Gut microbes have been recognized to convert the human bile acids by deconjugation, dehydroxylation, dehydrogenation and epimerization of the cholesterol core, but the ability to re-conjugate them with amino acids as an additional conversion has only been recently described. These new bile acids are known as microbially conjugated bile acids (MCBAs). The aim of this study was evaluating the MCBAs diversity produced by the gut microbiota through a metabolomics approach. In this study, fresh fecal samples from healthy donors were evaluated to explore the re-conjugation of chenodeoxycholic and 3-oxo-chenodeoxycholic acids by the human gut microbiota. No significant differences were found between the conversion trend of both BAs incubations. The in vitro results showed a clear trend to first accumulate the epimer isoursochenodeoxycholic acid, and the dehydroxylated lithocholic acid derivatives in samples incubated with chenodeoxycholic and 3-oxo-chenodeoxycholic acid. Also showed a strong trend for the production of microbially conjugated dehydroxylated bile acids, instead of chenodeoxycholic backbone conjugates. Different molecules and isomers of microbial conjugates with valine and leucine were also identified and confirmed by MS/MS. These results document the gut microbiota capability to produce esters of MCBAs on hydroxyls of the sterol backbone in addition to amides at the C24 acyl site. This study opens a new perspective to study the BAs diversity produced by the human gut microbiota.

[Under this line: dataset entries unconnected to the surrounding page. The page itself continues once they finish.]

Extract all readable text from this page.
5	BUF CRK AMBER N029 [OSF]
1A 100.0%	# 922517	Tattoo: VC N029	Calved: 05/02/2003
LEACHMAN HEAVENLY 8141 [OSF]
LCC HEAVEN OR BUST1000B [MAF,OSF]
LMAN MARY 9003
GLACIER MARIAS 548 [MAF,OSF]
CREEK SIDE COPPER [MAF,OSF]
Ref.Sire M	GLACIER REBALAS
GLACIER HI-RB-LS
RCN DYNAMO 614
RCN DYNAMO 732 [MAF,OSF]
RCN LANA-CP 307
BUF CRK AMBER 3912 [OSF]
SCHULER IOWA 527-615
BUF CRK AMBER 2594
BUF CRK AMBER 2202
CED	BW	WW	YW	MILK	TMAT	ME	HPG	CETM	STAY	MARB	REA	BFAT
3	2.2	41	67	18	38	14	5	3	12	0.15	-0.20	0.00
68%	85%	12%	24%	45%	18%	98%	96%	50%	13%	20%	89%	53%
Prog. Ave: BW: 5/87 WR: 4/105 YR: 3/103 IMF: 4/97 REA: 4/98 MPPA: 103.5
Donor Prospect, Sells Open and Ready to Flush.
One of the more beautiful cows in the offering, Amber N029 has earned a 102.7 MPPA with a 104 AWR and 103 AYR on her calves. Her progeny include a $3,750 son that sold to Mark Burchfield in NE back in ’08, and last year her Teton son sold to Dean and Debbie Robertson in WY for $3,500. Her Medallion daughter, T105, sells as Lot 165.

肠道微生物可通过胆固醇核心的去结合、去羟基化、脱氢及差向异构化反应转化人体胆汁酸（bile acids, BAs），但此前仅在近期才有研究报道肠道微生物具备将胆汁酸与氨基酸重新结合的额外转化能力。这类新型胆汁酸被称为微生物结合型胆汁酸（microbially conjugated bile acids, MCBAs）。 本研究旨在通过代谢组学方法，探究肠道菌群所产生的MCBAs的多样性。本研究采集健康志愿者的新鲜粪便样本，探究人体肠道菌群对鹅脱氧胆酸与3-氧代鹅脱氧胆酸的重新结合转化能力。两种BAs孵育体系的转化趋势未发现显著差异。体外实验结果显示，在以鹅脱氧胆酸及3-氧代鹅脱氧胆酸孵育的样本中，肠道菌群呈现出先积累差向异构体异乌索鹅脱氧胆酸，以及去羟基化的石胆酸衍生物的明确趋势。同时，实验结果还显示菌群更倾向于生成去羟基化的微生物结合型胆汁酸，而非鹅脱氧胆酸母核结合物。研究还通过串联质谱（MS/MS）鉴定并证实了多种与缬氨酸、亮氨酸结合的微生物结合物分子及其异构体。本研究结果证实，人体肠道菌群除可在C24酰基位点形成酰胺键结合型MCBAs外，还能够在固醇母核的羟基位点生成MCBAs酯类衍生物。本研究为探究人体肠道菌群介导的胆汁酸多样性提供了全新的研究视角。